Objective: Autosomal Dominant Polycystic Kidney Disease(ADPKD) is a monogenic disease characterized by the growth of cysts in the kidneys, which can progress to end-stage renal disease(ESRD). However, this progression is heterogeneous. Aquaporin-3(AQP3) and Aquaporin-7(AQP7) are water channels involved in the inflammatory response and proliferation, expressed in the kidney and may have a role in cyst epithelial proliferation. Heparanase(HPSE) is an enzyme that cleaves heparan sulfate side chains of proteoglycans and has an increased expression in the glomerulus in diseases associated with proteinuria.
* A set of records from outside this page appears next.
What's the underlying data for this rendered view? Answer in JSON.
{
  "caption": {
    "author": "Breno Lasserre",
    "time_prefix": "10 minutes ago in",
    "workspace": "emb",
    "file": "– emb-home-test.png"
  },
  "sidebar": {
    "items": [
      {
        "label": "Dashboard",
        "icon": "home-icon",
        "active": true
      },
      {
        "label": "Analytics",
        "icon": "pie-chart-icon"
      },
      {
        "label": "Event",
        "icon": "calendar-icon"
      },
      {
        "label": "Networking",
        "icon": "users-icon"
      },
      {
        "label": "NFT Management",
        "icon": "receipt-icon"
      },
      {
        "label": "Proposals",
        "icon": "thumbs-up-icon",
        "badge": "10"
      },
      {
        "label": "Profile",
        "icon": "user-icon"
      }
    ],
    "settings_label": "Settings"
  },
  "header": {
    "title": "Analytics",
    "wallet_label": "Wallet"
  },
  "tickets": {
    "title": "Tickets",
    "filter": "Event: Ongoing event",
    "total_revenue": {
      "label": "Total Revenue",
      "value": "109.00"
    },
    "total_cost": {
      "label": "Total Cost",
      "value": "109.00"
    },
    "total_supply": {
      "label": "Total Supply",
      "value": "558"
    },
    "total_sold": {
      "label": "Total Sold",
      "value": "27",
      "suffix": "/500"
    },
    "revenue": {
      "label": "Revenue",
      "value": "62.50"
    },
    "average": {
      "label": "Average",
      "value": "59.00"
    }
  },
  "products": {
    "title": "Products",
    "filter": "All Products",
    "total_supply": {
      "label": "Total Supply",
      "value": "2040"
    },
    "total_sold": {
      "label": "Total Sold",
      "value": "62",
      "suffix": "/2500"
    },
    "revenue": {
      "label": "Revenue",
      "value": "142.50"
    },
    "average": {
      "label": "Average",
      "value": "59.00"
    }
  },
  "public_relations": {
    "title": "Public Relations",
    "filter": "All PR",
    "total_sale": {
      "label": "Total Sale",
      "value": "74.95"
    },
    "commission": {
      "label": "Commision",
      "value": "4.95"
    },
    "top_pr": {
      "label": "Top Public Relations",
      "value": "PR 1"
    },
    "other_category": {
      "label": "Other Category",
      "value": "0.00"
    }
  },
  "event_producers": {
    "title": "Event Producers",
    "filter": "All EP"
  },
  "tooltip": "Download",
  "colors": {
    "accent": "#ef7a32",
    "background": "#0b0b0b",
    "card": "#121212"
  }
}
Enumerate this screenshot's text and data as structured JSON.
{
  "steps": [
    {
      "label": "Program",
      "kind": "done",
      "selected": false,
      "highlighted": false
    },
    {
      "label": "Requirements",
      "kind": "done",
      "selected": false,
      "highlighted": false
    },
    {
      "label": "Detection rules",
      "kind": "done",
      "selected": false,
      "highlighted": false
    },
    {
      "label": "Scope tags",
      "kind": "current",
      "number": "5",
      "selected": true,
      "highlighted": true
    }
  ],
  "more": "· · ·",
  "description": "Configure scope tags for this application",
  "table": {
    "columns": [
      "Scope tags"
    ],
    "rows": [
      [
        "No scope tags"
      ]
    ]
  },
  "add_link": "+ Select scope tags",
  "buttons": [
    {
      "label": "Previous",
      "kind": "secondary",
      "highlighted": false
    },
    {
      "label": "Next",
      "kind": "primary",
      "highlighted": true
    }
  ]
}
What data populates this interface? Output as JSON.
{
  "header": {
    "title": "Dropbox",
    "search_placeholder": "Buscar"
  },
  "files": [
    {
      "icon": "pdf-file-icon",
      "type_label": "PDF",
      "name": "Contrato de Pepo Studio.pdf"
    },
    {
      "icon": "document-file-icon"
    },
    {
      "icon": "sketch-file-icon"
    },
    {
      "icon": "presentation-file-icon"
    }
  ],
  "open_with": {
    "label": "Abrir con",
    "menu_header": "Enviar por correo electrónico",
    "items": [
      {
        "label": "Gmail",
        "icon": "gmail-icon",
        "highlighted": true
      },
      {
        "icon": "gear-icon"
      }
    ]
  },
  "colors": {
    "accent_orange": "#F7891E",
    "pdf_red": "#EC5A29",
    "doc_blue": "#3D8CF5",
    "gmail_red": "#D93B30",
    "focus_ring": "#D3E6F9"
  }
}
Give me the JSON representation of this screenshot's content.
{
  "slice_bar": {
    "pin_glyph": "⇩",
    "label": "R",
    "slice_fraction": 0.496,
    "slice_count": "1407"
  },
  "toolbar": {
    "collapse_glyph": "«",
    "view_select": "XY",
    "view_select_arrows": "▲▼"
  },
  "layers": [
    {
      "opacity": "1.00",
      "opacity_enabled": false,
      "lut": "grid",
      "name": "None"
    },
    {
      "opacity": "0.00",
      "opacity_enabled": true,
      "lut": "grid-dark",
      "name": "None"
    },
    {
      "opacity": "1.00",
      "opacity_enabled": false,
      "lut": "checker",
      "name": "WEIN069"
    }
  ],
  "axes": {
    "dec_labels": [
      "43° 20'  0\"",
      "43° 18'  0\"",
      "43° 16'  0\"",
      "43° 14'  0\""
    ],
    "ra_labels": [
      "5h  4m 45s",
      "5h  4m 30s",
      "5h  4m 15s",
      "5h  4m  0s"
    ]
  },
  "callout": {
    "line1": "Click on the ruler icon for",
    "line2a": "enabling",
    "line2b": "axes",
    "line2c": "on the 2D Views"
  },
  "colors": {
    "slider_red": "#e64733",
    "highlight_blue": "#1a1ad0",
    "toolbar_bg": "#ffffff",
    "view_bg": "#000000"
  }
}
This study aims to evaluate the impact of AQP3, AQP7 and HPSE genetic polymorphisms and some biomarkers related to cardiovascular risk in ESRD progression in patients with ADPKD. Design and method: 95 ADPKD(52.6% females), mean age 44.78 ± 14.34 years were diagnosed and had follow-up> 60 months. Variation values of serum creatinine(SCr) were used to stratify patients into fast progressors(FP) and slow progressors. Biochemical parameters and genetic polymorphisms were determined by standardized methods and endpoint analysis, respectively. Statistical analysis was performed using SPSS software considering p-value < 0.05. Results: For HPSE, genotype AA was associated with increased risk for FP in CKD(p = 0.027), while allele G was associated with high values of SCr(p = 0.010). A trend was observed in genotype CC of AQP7 with higher SCr(p = 0.066). No associations were found between AQP3 polymorphism and progression in ADPKD. The increased levels of: creatinine(SCr), albumin creatinine ratio(Alb/Cr), microalbumin(mAlb) and parathyroid hormone(PTH) were associated with the FP and stage 4 and 5 of chronic kidney disease(CKD). The opposite occurred in hemoglobin(Hb) levels and the product of calcium and phosphorus. No associations were found between AQP3 polymorphism and progression in ADPKD. Higher values of SCr were found in genotype CC of AQP3(p = 0.016) and a trend in allele T of AQP7(p = 0.070) and genotype AA of HPSE(p = 0.056). PTH was higher in genotype CC of AQP3(p = 0.047). AQP7 polymorphism was associated with elevated values of:Alb/Scr(p = 0.021) in allele T, calcium(p = 0.003) in genotype TT and Hb(p = 0.012) in allele C. Conclusions: The studied polymorphisms seem to directly impact and/or modulate levels of some biomarkers associated with progression and stage of CKD in ADPKD patients.